Put the dough into the plastic wrap-lined bowl. Wrap! This is an easy method for wrapping dough in plastic.
Flatten dough into a circular disk, and put it in the fridge for a few hours (I left it overnight).
Similarly, you can shape the dough into a log and wrap it in parchment paper, and stick it in the fridge or freezer for later use.

When you're ready to use the dough, preheat oven to 350 if it's a convection oven, 375 if not. Flour a work surface, take out disk, and roll it out.
If you're going to try to make sandwich cookies, I think a dainty thinness works wonderfully. That is, thin enough to very delicately scrape up from work surface and onto parchment paper of pan without ripping (quite thin, about an 1/8 of an inch or so). With a cookie cutter or a drinking glass, or even a jar lid, cut out as many cookies as you can.
If they are sandwich cookies, some of these new circles will be the bottoms, some will be the tops. You can have identical tops and bottoms or you can cut out a smaller circle in the tops, so that you can see the filling, as in the pictures of the ones I made.
Keep in mind you can probably roll this dough out and cut cookies from it about three times, so try to get it as right as possible the first time, but if you don't, you have a few more tries left.
Once you've gotten all the circles out of your dough as possible, bake for about 7-10 minutes a pan. These bake really quickly and so you've gotta keep an eye on them or they'll burn.

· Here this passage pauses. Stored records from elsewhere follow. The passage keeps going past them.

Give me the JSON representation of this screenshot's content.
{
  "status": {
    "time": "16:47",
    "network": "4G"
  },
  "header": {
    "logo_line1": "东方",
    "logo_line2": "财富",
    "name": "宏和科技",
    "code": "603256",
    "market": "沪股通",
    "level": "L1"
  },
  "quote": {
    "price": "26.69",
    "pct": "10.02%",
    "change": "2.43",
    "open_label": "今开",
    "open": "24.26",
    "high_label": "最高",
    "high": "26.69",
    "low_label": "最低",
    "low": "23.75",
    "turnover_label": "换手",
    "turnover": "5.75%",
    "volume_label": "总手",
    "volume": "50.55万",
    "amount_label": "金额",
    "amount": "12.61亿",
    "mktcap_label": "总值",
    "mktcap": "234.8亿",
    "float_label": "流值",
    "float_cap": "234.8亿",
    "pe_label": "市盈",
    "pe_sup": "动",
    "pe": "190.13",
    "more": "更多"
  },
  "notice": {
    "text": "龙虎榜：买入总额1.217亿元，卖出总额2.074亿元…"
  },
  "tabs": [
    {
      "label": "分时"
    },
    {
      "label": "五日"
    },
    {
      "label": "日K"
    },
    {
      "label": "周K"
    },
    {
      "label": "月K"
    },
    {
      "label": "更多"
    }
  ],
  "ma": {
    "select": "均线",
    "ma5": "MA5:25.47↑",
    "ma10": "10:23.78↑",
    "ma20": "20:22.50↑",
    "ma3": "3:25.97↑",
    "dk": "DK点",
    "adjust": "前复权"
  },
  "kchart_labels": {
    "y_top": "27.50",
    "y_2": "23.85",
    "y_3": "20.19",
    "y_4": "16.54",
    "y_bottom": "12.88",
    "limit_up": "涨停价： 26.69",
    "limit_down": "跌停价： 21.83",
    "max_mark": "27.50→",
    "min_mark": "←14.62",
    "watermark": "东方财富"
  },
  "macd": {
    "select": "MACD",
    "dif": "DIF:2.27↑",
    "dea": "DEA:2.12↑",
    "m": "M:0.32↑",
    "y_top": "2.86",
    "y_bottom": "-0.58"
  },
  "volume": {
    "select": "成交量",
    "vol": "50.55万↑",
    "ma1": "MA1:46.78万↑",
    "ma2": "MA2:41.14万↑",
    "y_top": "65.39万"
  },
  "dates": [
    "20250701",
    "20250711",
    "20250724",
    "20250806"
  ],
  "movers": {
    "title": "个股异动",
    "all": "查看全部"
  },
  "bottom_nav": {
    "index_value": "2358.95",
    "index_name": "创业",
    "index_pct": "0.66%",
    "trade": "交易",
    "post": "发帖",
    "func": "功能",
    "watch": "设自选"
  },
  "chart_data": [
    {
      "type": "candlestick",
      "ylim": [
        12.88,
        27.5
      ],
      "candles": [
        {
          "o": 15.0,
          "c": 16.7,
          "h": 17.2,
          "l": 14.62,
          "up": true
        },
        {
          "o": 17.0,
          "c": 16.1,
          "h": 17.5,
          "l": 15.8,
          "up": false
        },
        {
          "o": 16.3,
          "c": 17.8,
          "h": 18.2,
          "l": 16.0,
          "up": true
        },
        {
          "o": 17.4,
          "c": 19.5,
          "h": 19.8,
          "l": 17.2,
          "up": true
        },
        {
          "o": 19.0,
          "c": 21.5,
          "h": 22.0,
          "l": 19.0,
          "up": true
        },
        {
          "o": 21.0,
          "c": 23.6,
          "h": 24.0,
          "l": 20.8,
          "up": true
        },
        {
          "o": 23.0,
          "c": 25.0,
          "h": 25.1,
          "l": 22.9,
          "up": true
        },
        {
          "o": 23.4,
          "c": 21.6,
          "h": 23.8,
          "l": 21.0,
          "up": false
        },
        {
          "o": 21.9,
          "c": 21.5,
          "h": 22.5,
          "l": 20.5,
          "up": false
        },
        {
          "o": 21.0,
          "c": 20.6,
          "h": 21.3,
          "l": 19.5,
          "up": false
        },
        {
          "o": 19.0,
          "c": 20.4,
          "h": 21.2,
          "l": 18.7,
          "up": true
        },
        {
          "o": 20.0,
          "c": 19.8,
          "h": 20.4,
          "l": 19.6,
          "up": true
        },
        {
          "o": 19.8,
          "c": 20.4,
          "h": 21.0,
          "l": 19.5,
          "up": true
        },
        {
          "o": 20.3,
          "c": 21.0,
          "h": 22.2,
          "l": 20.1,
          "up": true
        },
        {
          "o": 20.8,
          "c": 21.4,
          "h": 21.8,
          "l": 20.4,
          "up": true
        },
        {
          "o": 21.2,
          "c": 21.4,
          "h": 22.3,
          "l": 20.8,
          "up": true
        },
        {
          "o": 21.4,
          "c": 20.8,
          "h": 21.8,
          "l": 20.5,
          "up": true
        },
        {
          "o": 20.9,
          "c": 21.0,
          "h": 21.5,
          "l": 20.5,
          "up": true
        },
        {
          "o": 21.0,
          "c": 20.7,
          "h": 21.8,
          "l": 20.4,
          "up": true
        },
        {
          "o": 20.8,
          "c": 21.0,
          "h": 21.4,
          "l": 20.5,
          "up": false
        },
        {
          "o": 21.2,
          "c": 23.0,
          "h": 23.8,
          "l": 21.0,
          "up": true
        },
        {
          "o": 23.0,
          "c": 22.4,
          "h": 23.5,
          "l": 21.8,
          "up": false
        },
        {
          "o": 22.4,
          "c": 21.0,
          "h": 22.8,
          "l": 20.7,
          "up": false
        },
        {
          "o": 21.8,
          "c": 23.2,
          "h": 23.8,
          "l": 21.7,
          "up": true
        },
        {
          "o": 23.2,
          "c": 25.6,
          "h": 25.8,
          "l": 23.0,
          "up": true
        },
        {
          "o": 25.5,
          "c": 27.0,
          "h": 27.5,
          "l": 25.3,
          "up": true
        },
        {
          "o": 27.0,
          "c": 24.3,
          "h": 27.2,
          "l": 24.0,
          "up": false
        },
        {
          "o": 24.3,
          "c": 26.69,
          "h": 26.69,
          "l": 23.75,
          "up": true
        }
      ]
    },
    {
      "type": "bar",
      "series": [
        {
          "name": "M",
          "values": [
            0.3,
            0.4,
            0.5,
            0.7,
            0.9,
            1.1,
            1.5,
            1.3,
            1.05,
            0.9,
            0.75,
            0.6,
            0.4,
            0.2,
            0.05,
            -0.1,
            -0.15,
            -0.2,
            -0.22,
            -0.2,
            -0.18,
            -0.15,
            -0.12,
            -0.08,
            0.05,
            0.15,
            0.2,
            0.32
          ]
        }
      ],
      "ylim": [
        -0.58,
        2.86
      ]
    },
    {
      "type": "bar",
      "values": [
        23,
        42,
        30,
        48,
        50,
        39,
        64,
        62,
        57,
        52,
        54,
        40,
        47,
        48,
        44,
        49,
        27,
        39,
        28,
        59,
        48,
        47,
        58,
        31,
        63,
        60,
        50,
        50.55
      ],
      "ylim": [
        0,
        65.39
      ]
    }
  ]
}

Now. As for fillings. Anything you want!
You can use store-bought jam if you'd like, or you can whip up a batch of lemon curd (YUM!). Another option is chocolate ganache, which you can also make by placing chocolate pieces in a double boiler along with a little bit of cream or milk, stirring till melted.
I opt for the lemon curd, recipe as follows, for a really great lookin little cookie:














zest of five lemons, juice of three of those lemons- don't worry about seeds
4 egg yolks, 1 whole egg (you can save the whites for later-- egg white omelets? meringues?)
1 c sugar
3 T butter, cut into about 8 little cubes



In a small saucepan, whisk together egg and sugar on low heat. After a couple of minutes, add lemon zest and juice. Stir. Add butter, cube at a time, stirring until melted. You should be stirring the whole time. Leave on low-medium heat and gently stir until mixture thickens a bit. You can tell if it's done by if it coats the back of a wooden spoon. If yes, you're golden.
At this point, pour mixture through a sieve, into a bowl. Either place bowl in ice bath (if you have low patience) or cover with plastic wrap and stick in the fridge until cooled.

Once cool, you may spread this delicious goo onto cookies, and cover with tops.
Leftover lemon curd makes an excellent breakfast topping for scones or toast.

And now you have great sandwich cookies!